Previous studies have found that knee and other joint replacement surgeries in recent decades have risen in the United States, as well. Of the more than 600,000 TKRs done in the U.S. in 2009, according to an editorial accompanying the study, the greatest increase was among patients ages 45 to 64. “The findings from Finland are consistent with observation in US, where the number of TKRs doubled in the last decade and the number of knee replacement in younger persons tripled,” says editorial co-author Elena Losina, PhD, an associate professor of orthopaedic surgery at Harvard Medical School, and co-director of Orthopedics and Arthritis Center for Outcomes Research at Brigham and Women’s Hospital.

One explanation for this significant increase “could be that baby boomers may opt for elective operations at an earlier stage with milder symptoms than did earlier generations. And good results after total knee replacements in older patients may have lowered the threshold for performing them on younger patients,” Dr. Leskinen says.

Although an increase in obesity and heavy exercise, both of which can lead to osteoarthritis, or OA, may contribute to the increase, he says they are not the whole story. “In Finland the incidence of OA itself is not increasing at the same rate as the incidence of knee replacement surgery. In fact, the incidence of OA is decreasing,” he says. “So the rise in replacement surgery is not solely due to factors known to increase the incidence of OA.”

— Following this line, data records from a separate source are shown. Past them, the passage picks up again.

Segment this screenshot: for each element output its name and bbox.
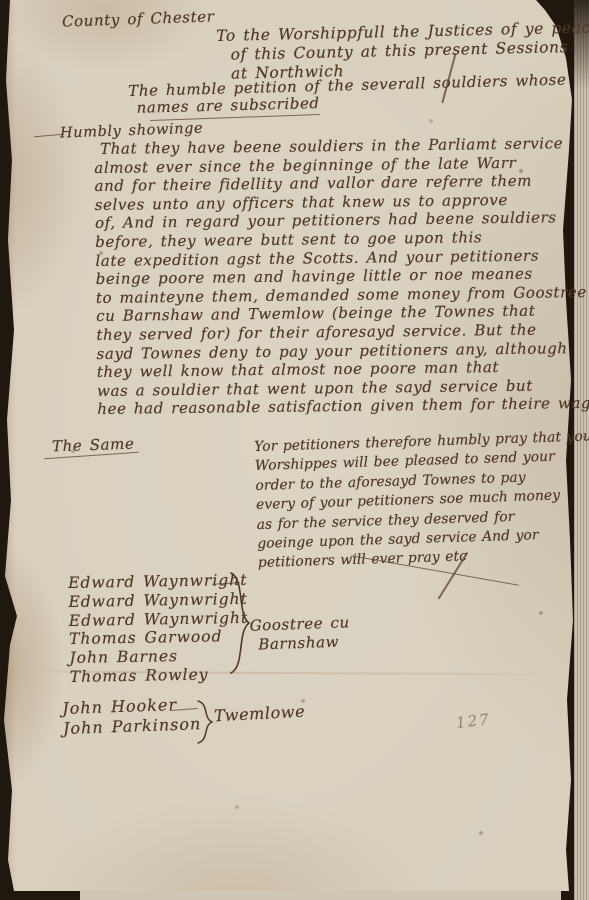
township-label-goostree: Goostree cu Barnshaw xyxy=(249,613,350,654)
petition-body: That they have beene souldiers in the Pa… xyxy=(94,134,589,419)
signatory-list-twemlowe: John Hooker John Parkinson xyxy=(62,694,202,738)
bracket-twemlowe xyxy=(196,700,214,744)
next-leaf-edge xyxy=(80,891,561,900)
signatory-list-goostree: Edward Waynwright Edward Waynwright Edwa… xyxy=(68,571,249,687)
prayer-clause: Yor petitioners therefore humbly pray th… xyxy=(254,427,589,574)
signatory-name: Thomas Garwood xyxy=(69,627,249,649)
township-line: Barnshaw xyxy=(258,632,351,654)
bracket-goostree xyxy=(228,572,252,674)
manuscript-scan: County of Chester To the Worshippfull th… xyxy=(0,0,589,900)
signatory-name: Edward Waynwright xyxy=(68,590,248,612)
signatory-name: Thomas Rowley xyxy=(70,665,250,687)
paper-specks xyxy=(0,0,2,2)
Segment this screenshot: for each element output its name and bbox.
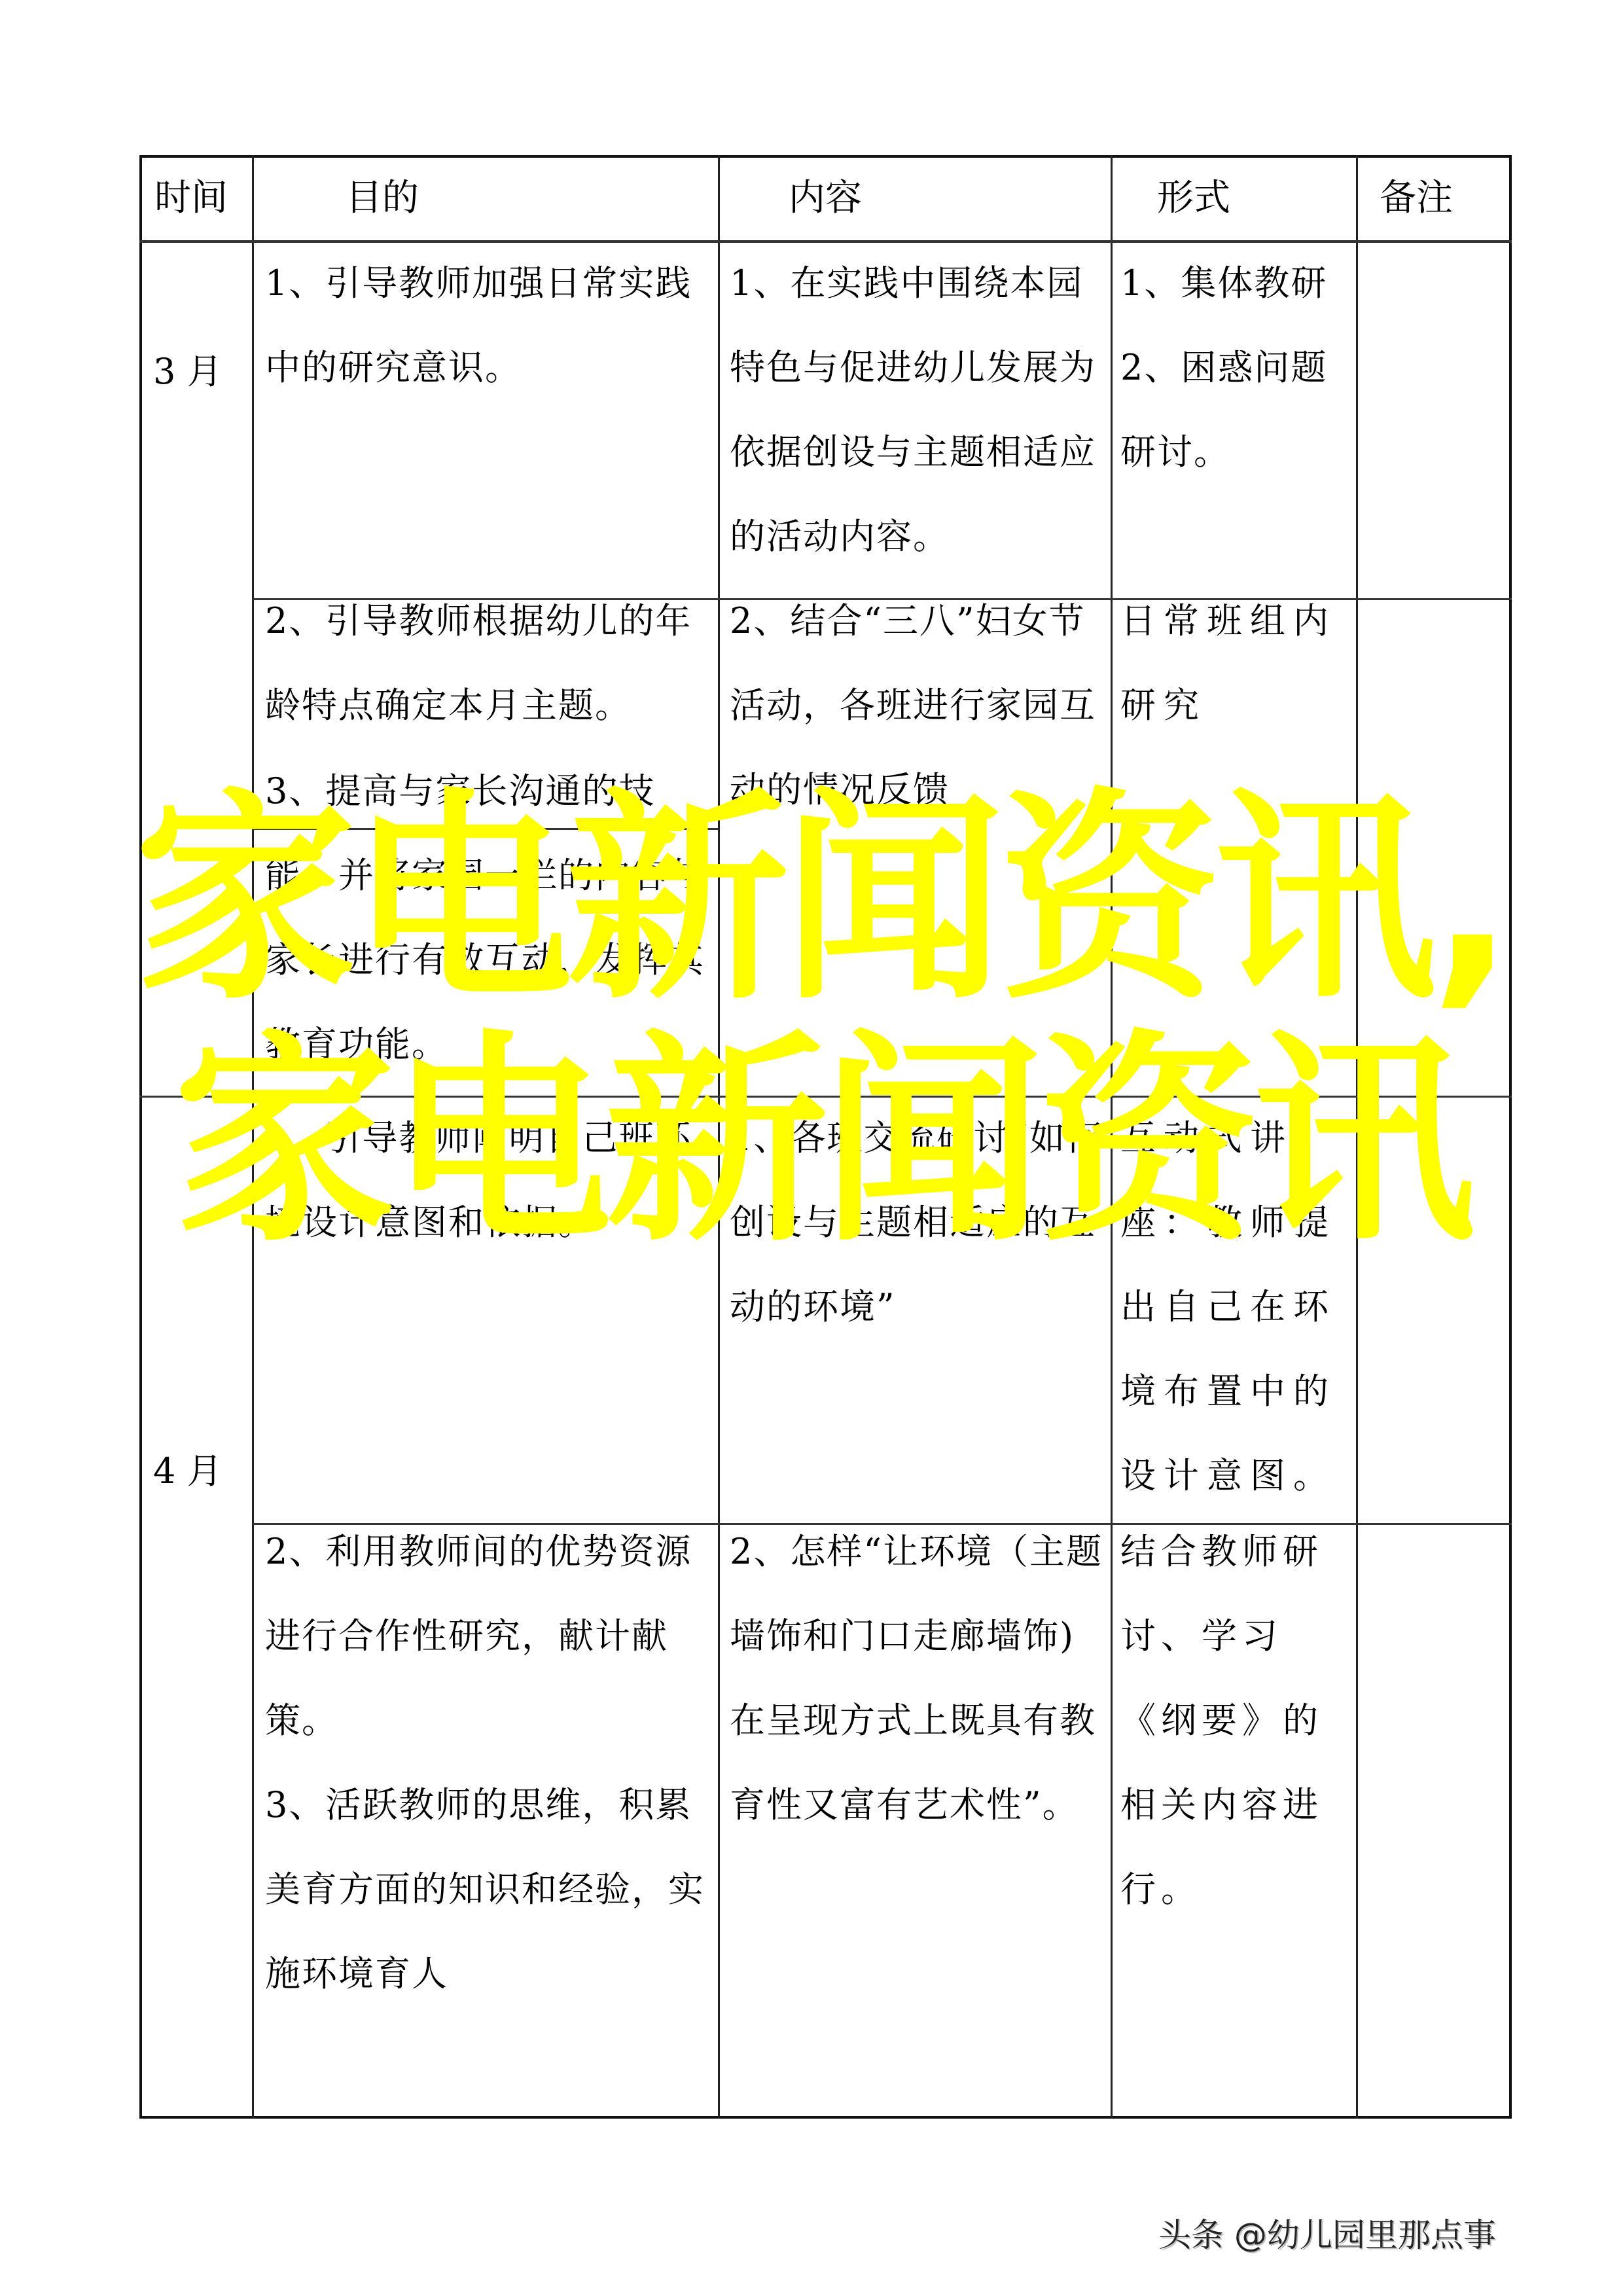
header-form: 形式 (1157, 180, 1230, 217)
purpose-cell: 1、引导教师加强日常实践中的研究意识。 (265, 241, 710, 410)
header-note: 备注 (1380, 180, 1453, 217)
header-content: 内容 (789, 180, 862, 217)
form-cell: 1、集体教研 2、困惑问题研讨。 (1120, 241, 1349, 494)
content-cell: 2、怎样“让环境（主题墙饰和门口走廊墙饰)在呈现方式上既具有教育性又富有艺术性”… (730, 1509, 1106, 1847)
header-purpose: 目的 (346, 180, 419, 217)
month-march: 3 月 (153, 344, 223, 394)
form-cell: 日常班组内研究 (1120, 579, 1343, 747)
content-cell: 1、各班交流研讨“如何创设与主题相适应的互动的环境” (730, 1096, 1106, 1349)
form-cell: 互动式讲座：教师提出自己在环境布置中的设计意图。 (1120, 1096, 1343, 1518)
purpose-cell: 1、引导教师阐明自己班环境设计意图和依据。 (265, 1096, 710, 1265)
col-divider (718, 155, 720, 2119)
col-divider (1356, 155, 1358, 2119)
col-divider (252, 155, 254, 2119)
col-divider (1111, 155, 1113, 2119)
month-april: 4 月 (153, 1443, 223, 1494)
source-watermark: 头条 @幼儿园里那点事 (1158, 2209, 1496, 2256)
form-cell: 结合教师研讨、学习《纲要》的相关内容进行。 (1120, 1509, 1343, 1931)
purpose-cell: 3、提高与家长沟通的技能，并将家园一栏的内容与家长进行有效互动，发挥其教育功能。 (265, 749, 710, 1086)
purpose-cell: 2、引导教师根据幼儿的年龄特点确定本月主题。 (265, 579, 710, 747)
content-cell: 1、在实践中围绕本园特色与促进幼儿发展为依据创设与主题相适应的活动内容。 (730, 241, 1106, 579)
purpose-cell: 2、利用教师间的优势资源进行合作性研究，献计献策。 3、活跃教师的思维，积累美育… (265, 1509, 710, 2016)
content-cell: 2、结合“三八”妇女节活动，各班进行家园互动的情况反馈 (730, 579, 1106, 832)
header-time: 时间 (154, 180, 228, 217)
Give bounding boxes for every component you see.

Knee replacement surgeries have a high success rate; according to earlier U.S. studies, less than 1 percent have to be revised due to failure and they have an 85 percent rate of symptom relief. But most of those figures come from patients in their 60s and 70s, says Losina. “Younger people undergoing total knee replacement may be more active and at higher risk of revision.”   

Dr. Leskinen agrees. “We don’t know yet if it will be a problem for the younger age group,” he says. “Younger people are usually physically more demanding, and their life expectancy is higher, so they might be at greater risk for revision surgery.”